ROSS: Do you think it’s realistic to expect passenger numbers to bounce back once a vaccine has been released? Are there any other factors that might keep people from coming back immediately?

KLAYMAN: We’re already starting to see that customer confidence in buying is dropping month-over-month. I think that the realities of the pandemic are starting to hit people. For a while, we were in “fake money land ” – when people were making more money from unemployment in the United States than they were from their previous job, so the true effect of the pandemic was not yet felt at a consumer level. But now a lot of that has expired, there are huge layoffs coming, all those furloughs are turning into permanent, full-time firings, and the consumer confidence is starting to hit a dent. This is a new moment in the lifecycle. I think a lot of people are like, “Okay, we’ve been through six months of pandemic.” No. We’ve been through six months of an artificial situation within the pandemic. Here comes the next phase, and this phase is going to be rougher than the first one, not easier. There’s a huge variance between how the average voter sees the virus, sees travel and sees the level of risk. The level of risk is, like, one in 4,600 if you fly with someone next to you and one in 8,900 if you fly with an empty seat. That’s pretty high odds of getting COVID when you consider the fact that you have a one in 34 million chance of dying in a plane crash. Nowhere near the same risk profile, but it’s all about how one perceives risk and how one perceives opportunity. Humans aren’t statistical, and they’re not risk-profile oriented, so we’re starting to get into a state where people are like, “I still need a summer vacation in 2020. I still need these things.” It’s caution fatigue. So, caution fatigue presents some opportunities in that people may still fly.

ROSS: How can operators best capitalize on that returning passenger?

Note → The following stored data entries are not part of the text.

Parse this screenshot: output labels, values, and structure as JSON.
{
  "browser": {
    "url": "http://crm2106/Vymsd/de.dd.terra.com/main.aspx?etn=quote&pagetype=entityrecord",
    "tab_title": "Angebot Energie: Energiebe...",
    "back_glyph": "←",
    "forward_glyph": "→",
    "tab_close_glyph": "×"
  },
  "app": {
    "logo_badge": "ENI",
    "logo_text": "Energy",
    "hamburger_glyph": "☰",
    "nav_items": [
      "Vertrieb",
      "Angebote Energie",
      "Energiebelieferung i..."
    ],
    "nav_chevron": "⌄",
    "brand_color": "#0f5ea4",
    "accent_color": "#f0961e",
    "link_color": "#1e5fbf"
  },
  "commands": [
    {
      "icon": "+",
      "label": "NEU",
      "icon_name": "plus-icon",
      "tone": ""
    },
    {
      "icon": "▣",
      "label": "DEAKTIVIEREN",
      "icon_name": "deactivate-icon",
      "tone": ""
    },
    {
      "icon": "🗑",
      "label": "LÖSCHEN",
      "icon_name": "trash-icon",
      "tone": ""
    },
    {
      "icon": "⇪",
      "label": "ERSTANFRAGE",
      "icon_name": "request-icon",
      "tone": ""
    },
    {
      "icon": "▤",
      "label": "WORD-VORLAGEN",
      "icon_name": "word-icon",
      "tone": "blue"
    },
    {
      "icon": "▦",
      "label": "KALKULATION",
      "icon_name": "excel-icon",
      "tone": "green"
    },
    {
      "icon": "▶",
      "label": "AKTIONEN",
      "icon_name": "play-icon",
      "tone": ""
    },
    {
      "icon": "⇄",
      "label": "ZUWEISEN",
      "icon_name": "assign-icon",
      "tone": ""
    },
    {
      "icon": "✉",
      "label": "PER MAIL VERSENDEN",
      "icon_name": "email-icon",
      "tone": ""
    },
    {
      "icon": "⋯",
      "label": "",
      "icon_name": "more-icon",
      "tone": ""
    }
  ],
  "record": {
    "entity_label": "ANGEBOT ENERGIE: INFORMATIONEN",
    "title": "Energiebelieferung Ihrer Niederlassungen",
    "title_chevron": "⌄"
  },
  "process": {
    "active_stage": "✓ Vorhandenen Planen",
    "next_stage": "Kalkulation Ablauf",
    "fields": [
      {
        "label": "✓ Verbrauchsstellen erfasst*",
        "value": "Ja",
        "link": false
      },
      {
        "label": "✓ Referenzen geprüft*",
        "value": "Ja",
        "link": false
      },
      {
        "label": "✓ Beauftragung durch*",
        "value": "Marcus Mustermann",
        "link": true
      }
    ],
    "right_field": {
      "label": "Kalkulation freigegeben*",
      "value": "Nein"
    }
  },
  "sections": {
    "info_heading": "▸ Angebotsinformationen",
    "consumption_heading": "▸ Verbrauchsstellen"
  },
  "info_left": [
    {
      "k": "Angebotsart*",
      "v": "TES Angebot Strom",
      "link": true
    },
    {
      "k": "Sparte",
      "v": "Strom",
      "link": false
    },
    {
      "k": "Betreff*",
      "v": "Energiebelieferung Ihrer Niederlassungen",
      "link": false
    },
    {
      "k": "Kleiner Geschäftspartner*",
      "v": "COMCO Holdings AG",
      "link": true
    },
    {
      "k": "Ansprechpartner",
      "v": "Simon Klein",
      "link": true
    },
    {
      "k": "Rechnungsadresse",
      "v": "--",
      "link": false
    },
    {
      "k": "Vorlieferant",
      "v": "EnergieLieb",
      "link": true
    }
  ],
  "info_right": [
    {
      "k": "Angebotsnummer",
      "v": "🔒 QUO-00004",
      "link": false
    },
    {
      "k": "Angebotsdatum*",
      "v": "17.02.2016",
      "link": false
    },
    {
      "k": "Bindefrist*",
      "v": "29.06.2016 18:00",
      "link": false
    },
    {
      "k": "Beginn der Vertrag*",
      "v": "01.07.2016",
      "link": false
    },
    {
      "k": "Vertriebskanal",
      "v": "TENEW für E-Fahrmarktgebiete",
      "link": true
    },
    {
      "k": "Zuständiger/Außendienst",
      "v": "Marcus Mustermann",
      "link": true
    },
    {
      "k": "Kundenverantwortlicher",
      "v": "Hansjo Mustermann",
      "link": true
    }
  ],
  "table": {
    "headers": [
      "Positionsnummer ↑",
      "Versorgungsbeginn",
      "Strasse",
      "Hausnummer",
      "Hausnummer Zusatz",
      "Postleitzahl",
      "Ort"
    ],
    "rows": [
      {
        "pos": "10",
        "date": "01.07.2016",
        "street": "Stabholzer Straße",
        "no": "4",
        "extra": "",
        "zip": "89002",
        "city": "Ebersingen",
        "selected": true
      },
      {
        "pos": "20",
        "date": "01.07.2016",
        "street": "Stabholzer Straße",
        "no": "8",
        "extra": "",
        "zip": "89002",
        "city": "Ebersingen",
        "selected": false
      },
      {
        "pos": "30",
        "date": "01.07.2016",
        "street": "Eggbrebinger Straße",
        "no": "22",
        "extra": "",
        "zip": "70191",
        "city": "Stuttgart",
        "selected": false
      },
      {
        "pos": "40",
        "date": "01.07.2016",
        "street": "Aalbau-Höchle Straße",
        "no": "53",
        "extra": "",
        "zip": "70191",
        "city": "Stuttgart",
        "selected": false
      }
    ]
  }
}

KLAYMAN: My journey is almost entirely digital, and I evaluate the efficacy and quality of my product selection through that entire journey lens; not through the service delivery of, “Were you on time, [and] was the plane clean?” The stakes are much higher. I need to be at the same level of satisfaction across my entire journey, not just in that one moment of service delivery. Also, remember that at this moment, those customers that are traveling represent the extremes on the bell curve. So, don’t inform your strategies today based on those you see today, inform your strategies on the majority you intend to serve in the future. The majority you intend to serve in the future is not flying right now. [They] have started to build their own expectations of what their shopping journey should be based on their experience with Amazon – which is what we’re all ordering from right now – and from their experience with UberEats – which we’re all ordering from right now. Airport operators are not competing against other airport operators, they’re competing against Amazon. So, if you were to ask me what the expectations are, look at what people’s expectations are outside the airport. How do people interact with QSRs now? Curbside and digital. Go look at Chipotle, go look at what Chick-fil-A is doing, at what Panera is doing. Those are the firms that are driving the net new expectations that must be fulfilled even at the airport level. It’s going to be cashless, it’s going to be easy to check out, you’re going to have to install safety precautions, you’re going to have to make it as simple as possible to get in and out. The ways that consumers are interacting with retail are changing and, unfortunately, small units without scale can’t invest the appropriate amount of dollars consistently to be competitive.